No More Silence by David Whelan with Marion Scott and Jim McBeth is available from amazon.com
David Whelan was a successful businessman living a millionaire lifestyle when his world came crashing down.
Nobody knew, not Princess Diana, not the Queen, nor the hundreds of celebrities he rubbed shoulders with, that David was hiding a dark secret.
Born into a world beyond poverty, David was the youngest of five children, abandoned in a Scottish slum by his unhinged mother and brute of a father, he was seven before he learned he wasn't an orphan.
Reunited briefly with his brothers and sisters on a croft in North Uist in the Hebrides, David and his siblings were plucked from the only happy home they had known and given back to an unfit mother, with disastrous results.
Soon tiring of her unruly brood, David's mother took off, unwittingly setting in train a series of events which would place him in the hands of a sexual predator at the world famous Quarrier's Children's Village in Bridge of Weir, Renfrewshire.
The bell tower of the Children's Cathedral was where David's tormentor John Porteous, 77, took him to abuse him - before the 'Beast' joined the rest of the congregation in prayer.
For 30 years, David never told, until his abuser's wife called, asking him to be a character witness for her husband, the monster who had stolen his childhood.
Catapulted into the biggest ever UK investigation into child abuse at a children's home, David found himself at the centre of Operation Orbona. Eight abusers were convicted.
Now, as he campaigns for historic abuse victims across the world, David has seen justice at last with the publication of his life story - No More Silence.
He said: "Telling my story has at long last been a huge release, and I pray it brings hope to the thousands of survivors who, like me, always thought they were alone.
"My abuser was originally jailed for eight years for destroying my life and abusing another boy.
"My story is my justice."
David's story will resonate with victims of abuse around the world, and many Migrant Children in the US, Canada and Australia will have links with Quarriers.
The charity was one of several which sent migrant children away from their families, with many ending up working in factories and farms across North America and Australia.
Here, in searing extracts from his harrowing but uplifting memoirs, written with Marion Scott and Jim McBeth, David tells his story.
'I had fallen asleep on the journey to a new life that promised peace, security and safety. I awoke with a start, in time to see the words spelled out in flowers: Suffer the little children.
My first sight of, and welcome to, Quarriers Children's Village.
Nestling in the Renfrewshire countryside, this place was far from the grime and unpredictability of life in an inner-city slum.

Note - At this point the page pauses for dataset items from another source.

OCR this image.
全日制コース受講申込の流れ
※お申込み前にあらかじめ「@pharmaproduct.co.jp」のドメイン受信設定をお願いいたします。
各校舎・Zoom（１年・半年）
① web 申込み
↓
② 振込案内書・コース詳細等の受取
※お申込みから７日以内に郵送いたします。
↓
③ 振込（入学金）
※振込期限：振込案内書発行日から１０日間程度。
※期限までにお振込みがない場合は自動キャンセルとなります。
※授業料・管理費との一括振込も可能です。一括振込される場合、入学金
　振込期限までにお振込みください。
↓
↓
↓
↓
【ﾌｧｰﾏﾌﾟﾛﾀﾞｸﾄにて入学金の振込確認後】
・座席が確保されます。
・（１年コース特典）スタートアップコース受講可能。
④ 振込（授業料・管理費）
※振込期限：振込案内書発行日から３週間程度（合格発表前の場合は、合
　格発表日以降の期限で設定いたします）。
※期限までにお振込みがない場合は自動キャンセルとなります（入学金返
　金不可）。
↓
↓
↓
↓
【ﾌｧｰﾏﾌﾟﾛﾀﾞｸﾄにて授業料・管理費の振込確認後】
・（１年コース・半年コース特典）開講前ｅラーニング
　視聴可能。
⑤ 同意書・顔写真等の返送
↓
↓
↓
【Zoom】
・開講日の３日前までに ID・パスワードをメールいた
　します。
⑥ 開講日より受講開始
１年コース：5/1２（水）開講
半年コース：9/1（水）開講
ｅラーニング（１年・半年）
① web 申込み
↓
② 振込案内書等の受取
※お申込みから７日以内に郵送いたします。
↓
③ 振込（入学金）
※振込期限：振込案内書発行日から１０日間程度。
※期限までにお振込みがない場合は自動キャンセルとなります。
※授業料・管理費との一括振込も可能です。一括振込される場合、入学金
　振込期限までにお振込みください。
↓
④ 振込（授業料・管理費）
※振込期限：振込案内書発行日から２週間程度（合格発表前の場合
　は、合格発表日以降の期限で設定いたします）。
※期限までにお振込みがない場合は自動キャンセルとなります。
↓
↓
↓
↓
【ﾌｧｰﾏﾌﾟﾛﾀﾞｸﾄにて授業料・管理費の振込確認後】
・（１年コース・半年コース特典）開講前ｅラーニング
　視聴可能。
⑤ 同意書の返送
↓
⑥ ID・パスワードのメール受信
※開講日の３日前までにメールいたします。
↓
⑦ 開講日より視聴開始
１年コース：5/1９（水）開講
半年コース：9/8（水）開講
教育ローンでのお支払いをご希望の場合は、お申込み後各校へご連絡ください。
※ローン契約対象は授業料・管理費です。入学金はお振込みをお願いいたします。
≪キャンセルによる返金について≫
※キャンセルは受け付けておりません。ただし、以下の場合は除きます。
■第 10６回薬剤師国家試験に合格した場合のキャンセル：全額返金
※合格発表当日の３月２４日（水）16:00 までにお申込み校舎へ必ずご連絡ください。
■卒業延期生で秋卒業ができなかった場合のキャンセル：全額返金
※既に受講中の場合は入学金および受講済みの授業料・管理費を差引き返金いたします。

My older sister Irene sat next to me in the back of the social worker's car, her eyes luminous with uncertainty. We had arrived.
I shrugged off sleep and wiped moisture from the car window.
The first structure I saw was the bell tower of what I would learn later was called the Children's Cathedral.
I had never seen anything so breathtaking. The soaring steeple seemed to point to heaven. I would find soon it was pointing the way to hell.
He would see to that. His name was John Porteous. He is at the heart of this story but there will be few mentions of his given name. I once called him Uncle John but I was a child then and trusting.
I had yet to be betrayed by the man whose duty it was to protect me, to keep me safe.
Therefore, he is forever The Beast - it is how I have referred to him in my mind for three decades.
It had taken all of my strength to banish the unspeakable things he did to me during my time at Quarriers.
A phone call out of the blue would reveal that my entire existence was an edifice built on sand.
In the matter of a few seconds, the façade I had built from repression and misguided shame was torn away.
But the call would persuade me to stop running from the past, a race I could no longer win. This time, this time, this time, justice had to prevail and I had to play my part.
I would soon be at the centre of Operation Orbona, the biggest police investigation into systematic physical and sexual abuse of children in a care home.
Eight of the abusers would be convicted. The Beast and his cohorts went to jail.
I thought then it would be over. I believed there would be closure but I was wrong - it was just the beginning.